Within two months she was on public display, and naturally she was popular. She brought in the big bucks. She was also valuable to other dolphinariums in terms of her genetics.

Based on DNA and her distinct vocalisations researchers are confident that Morgan belongs to a Norwegian population of orcas. She would certainly provide a new blood line to the captive orca population.

Despite a viable release plan a judge in the Netherlands ruled that Morgan should go to Loro Parque in Teneriefe. It is here that she now languishes, in a small, blue, featureless tank, harassed and bullied by the other orcas at the park, and being trained to perform for public display.

How can this have happened? How did we get from helping a young whale in distress, taking her in with the intention of help and then condemning her to a life of captivity? They were supposed to be helping. The answer is of course, money. Hearing Morgan’s story has made me so angry, not only for what has happened but also at myself for not knowing it was happening.
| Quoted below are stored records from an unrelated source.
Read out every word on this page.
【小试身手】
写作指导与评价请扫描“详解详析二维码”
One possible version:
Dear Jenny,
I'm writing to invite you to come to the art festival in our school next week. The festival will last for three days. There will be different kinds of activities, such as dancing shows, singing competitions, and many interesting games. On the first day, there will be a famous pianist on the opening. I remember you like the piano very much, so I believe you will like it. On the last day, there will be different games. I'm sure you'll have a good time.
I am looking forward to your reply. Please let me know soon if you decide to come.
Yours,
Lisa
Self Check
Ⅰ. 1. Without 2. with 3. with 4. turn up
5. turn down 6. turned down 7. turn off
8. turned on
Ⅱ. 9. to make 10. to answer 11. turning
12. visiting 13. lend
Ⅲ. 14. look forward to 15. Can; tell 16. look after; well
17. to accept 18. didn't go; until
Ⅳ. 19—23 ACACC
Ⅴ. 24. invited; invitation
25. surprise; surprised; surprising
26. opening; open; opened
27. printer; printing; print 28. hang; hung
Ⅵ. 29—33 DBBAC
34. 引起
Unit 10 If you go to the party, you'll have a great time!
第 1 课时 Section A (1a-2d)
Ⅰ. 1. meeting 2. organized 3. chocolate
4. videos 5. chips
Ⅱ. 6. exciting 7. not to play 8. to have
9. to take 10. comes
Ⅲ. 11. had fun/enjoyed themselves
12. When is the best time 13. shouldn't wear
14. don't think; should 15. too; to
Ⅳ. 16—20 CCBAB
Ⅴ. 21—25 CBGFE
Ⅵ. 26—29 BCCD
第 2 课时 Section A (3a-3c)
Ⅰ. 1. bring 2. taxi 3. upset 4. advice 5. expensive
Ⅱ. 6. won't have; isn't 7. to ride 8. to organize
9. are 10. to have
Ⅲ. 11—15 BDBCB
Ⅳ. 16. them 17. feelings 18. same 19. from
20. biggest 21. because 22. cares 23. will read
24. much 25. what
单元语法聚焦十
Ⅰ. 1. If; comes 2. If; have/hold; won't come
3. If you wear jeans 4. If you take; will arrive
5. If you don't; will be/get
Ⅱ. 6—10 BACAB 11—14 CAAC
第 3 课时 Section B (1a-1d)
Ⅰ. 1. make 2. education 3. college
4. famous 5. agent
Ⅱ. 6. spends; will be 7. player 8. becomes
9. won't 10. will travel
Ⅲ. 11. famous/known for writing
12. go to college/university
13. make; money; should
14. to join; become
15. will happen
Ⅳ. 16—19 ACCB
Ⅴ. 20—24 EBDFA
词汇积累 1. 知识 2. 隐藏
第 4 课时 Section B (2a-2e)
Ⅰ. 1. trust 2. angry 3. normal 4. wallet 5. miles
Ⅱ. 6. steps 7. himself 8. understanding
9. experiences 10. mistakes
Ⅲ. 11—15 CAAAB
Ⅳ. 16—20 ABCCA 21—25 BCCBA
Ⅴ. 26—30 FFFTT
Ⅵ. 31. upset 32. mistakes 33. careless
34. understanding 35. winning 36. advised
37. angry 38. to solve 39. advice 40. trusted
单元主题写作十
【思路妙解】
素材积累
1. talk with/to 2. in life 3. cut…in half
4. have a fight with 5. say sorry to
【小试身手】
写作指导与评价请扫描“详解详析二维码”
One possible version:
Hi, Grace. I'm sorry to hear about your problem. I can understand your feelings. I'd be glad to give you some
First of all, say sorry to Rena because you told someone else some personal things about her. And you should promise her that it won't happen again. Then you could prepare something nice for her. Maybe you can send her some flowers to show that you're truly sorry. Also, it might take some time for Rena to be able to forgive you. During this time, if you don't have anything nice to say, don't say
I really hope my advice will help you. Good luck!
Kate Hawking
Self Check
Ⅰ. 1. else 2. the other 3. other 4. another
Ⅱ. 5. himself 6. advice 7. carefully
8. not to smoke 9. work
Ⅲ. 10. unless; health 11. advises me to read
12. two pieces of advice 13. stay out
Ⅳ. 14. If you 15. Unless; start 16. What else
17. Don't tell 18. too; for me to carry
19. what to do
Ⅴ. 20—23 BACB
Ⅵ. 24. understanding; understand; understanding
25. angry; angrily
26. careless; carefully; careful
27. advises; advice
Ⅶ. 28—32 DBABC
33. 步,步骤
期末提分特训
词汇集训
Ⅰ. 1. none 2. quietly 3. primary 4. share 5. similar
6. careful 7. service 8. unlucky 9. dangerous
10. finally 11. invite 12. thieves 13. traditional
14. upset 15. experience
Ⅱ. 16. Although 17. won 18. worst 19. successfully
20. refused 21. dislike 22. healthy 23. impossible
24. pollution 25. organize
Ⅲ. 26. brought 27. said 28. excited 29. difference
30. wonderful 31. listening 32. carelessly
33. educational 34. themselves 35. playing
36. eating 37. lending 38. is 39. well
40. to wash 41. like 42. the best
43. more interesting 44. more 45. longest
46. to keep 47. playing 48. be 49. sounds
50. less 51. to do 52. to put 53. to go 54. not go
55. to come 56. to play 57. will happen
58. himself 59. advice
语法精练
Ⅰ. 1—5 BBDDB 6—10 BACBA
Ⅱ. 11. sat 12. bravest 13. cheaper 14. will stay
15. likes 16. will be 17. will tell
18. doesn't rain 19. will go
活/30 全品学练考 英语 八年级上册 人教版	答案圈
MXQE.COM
I feel like I have been slumbering for the last two years and all of a sudden I am wide awake, jolted by a bucket of ice-cold realisation of what has happened here. The story of Morgan has been in the back of my sub consciousness. A name I have heard in the past almost banded around with the names of other captive orca. For some reason today I wanted to find out more and what I found distresses and infuriates me. We were supposed to be helping this whale, now she is a prisoner.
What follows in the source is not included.